Thema: Kolossenzen
“En dit zeg ik, opdat niemand u misleidt met mooiklinkende redeneringen.” (Kolossenzen 2:4 – HSV)
“Dit alles schrijf ik opdat niemand u met fraaie redeneringen op een dwaalspoor brengt.” (Kolossenzen 2:4 – NBV21)
Hoe goed ben jij in redeneren? Als je deze vraag aan mij zou stellen, dan zou ik zeggen: “Behoorlijk goed, denk ik. Als ik ga redeneren en beredeneren, merk ik maar als te vaak dat ik mensen daarin meekrijg”. Nu is redeneren niet altijd verkeerd. Soms is dat ook gewoon nodig. Het wordt gevaarlijker op het moment dat je op theologisch gebied alles wilt beredeneren. De periode in mijn theologiestudie op de universiteit, vond ik een hele moeilijke tijd, omdat er daar echt docenten waren die konden zo goed alles beredeneren (en dan vooral dat delen van Gods Woord niet waar waren), dat het heel lastig was om er een speld tussen te krijgen. En dan wordt geloven, wat lang niet altijd te beredeneren is, er niet makkelijker op. En ik denk dat we allemaal van die beredeneringen kennen waarvan we weten dat het niet klopt, maar je kunt het toch lastig weerleggen.

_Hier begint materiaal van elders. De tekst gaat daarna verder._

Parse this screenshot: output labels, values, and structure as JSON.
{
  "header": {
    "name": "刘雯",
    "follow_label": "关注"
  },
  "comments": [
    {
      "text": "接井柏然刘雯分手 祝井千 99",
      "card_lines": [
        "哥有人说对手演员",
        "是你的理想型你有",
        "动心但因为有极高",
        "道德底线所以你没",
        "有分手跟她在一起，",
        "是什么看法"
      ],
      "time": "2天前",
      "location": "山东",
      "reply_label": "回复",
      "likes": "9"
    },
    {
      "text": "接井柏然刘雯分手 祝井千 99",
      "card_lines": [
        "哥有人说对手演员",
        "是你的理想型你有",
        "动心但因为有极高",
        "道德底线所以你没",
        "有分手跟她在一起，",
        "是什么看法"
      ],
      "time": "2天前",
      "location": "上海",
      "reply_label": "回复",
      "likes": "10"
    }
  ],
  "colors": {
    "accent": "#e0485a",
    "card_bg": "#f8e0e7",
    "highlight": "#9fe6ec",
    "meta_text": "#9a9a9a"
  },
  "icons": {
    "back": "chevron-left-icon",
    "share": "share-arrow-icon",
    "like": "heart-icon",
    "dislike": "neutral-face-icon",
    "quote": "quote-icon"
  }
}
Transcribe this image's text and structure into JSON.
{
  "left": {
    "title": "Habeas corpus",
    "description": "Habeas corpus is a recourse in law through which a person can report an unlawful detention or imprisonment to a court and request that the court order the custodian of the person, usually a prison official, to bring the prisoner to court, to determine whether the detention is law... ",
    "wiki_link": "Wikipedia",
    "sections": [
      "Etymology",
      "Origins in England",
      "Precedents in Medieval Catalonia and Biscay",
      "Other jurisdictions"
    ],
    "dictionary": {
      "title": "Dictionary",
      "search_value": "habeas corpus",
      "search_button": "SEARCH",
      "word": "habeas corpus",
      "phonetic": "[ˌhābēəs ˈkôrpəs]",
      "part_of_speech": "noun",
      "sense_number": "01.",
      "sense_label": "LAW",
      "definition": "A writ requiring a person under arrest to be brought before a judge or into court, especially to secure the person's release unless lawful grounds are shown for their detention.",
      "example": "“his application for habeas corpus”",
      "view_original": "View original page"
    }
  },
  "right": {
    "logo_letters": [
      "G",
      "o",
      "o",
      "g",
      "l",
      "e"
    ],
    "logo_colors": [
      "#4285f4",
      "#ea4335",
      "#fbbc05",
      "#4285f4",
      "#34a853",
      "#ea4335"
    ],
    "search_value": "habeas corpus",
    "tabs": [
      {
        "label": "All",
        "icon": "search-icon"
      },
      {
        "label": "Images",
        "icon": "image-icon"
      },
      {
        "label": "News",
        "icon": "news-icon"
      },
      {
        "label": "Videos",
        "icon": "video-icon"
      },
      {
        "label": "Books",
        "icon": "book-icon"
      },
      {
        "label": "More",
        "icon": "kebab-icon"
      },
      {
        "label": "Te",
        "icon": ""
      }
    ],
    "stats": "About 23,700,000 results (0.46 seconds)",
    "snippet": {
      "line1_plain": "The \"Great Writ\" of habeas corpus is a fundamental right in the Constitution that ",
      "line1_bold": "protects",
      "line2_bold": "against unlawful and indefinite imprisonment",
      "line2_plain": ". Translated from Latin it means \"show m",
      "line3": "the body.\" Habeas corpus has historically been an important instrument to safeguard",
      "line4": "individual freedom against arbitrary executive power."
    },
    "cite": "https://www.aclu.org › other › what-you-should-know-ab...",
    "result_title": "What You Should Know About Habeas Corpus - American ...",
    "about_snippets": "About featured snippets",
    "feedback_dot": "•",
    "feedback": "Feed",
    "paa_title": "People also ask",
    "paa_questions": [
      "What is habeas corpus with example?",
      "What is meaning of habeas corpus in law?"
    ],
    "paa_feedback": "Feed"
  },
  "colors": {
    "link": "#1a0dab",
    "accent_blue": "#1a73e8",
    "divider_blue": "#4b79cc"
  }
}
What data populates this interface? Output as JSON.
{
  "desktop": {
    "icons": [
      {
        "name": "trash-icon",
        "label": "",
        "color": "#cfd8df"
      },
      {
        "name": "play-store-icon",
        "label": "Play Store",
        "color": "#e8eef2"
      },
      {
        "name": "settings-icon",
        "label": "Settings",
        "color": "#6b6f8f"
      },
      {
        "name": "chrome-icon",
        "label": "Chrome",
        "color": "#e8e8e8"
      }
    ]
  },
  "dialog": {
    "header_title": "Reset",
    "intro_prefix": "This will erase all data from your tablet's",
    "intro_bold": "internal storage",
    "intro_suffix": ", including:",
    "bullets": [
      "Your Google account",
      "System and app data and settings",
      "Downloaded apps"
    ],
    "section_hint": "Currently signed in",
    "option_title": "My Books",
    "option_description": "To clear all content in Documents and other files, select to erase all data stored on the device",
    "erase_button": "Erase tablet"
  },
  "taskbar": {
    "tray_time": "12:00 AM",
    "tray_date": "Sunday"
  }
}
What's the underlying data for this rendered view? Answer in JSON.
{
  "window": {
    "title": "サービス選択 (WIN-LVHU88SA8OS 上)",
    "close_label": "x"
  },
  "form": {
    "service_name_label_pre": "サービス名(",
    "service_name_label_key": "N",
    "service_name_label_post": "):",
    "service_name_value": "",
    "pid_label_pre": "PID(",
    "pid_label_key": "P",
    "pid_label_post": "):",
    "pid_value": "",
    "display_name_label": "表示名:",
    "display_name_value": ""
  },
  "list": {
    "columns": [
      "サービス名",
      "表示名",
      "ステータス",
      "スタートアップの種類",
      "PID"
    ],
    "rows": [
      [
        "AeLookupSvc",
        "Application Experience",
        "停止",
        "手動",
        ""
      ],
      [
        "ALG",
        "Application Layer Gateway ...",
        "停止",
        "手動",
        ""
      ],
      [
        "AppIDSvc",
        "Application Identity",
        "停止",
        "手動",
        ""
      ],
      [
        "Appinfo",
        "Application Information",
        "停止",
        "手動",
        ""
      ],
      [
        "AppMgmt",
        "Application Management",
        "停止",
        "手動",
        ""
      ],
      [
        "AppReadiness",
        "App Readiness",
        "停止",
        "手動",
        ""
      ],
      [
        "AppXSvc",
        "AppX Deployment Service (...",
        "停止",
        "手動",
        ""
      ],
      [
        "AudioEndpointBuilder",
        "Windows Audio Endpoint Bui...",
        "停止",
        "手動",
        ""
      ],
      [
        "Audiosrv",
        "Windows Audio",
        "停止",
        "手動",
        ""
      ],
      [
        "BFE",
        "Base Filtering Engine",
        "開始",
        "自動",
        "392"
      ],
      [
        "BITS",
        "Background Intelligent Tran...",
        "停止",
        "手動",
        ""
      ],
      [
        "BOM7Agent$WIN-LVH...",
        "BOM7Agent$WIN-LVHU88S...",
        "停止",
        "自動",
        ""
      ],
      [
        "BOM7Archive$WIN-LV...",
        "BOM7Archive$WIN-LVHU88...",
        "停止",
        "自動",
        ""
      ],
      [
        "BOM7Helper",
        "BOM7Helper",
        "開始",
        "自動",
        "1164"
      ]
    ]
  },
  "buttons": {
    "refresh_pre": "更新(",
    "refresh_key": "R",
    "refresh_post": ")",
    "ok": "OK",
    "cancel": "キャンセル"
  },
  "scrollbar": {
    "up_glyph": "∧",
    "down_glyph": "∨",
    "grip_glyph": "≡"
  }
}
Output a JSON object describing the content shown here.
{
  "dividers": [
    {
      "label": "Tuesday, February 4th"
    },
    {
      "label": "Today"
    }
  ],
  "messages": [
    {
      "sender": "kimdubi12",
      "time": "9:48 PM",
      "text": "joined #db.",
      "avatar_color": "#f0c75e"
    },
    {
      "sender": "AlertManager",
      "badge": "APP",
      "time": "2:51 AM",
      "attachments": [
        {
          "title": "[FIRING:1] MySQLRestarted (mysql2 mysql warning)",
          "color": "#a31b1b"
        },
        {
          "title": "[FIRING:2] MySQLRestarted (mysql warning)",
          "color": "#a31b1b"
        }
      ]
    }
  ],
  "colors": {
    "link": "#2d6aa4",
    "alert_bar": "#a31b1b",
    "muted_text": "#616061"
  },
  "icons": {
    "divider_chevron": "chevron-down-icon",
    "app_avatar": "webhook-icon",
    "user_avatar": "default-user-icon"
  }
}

Wat denk je van die opmerking: “Als God almachtig en liefde is, dan kan hij het niet toestaan dat kinderen verhongeren en het feit dat kinderen verhongeren bewijst dat God niet bestaat”. Nu zal de een beter met deze aanvallen overweg kunnen dan de ander. Het heeft ook gewoon te maken hoever je bent in je wandel met Jezus. Hoe langer je Hem kent, hoe minder snel gooit het je omver. Zo’n redenering lijkt wel heel wat, maar je zegt toch ook niet dat er geen hoveniers zijn op het moment dat je een verwaarloosde tuin ziet? Het probleem is dat er nog geen hovenier in die tuin is geweest, net zo goed als dat Jezus nog niet is teruggekomen en dat de gebrokenheid er nog steeds is.
Paulus is er heel goed van doordrongen dat zijn brief aan de gemeente in Kolosse een brief is aan een gemeente die nog heel erg jong is en de kennis van het geheim van God, Jezus, moet nog groeien. Paulus noemt Jezus (en in sommige andere handschriften ook ‘ de Vader’) het geheim van God. Een geheim dat eeuwenlang voor de heidenen verborgen is geweest, maar nu mag hij, als dienaar van God, dit geheim openbaren aan de heidenen. In Jezus en in de Vader, zijn alle schatten van Gods wijsheid en inzicht verborgen en hoe meer je als gelovige groeit hoe minder je dreigt te wankelen op het moment dat je redeneringen hoort die je als waarheid dreigt aan te nemen, terwijl het geen waarheid is.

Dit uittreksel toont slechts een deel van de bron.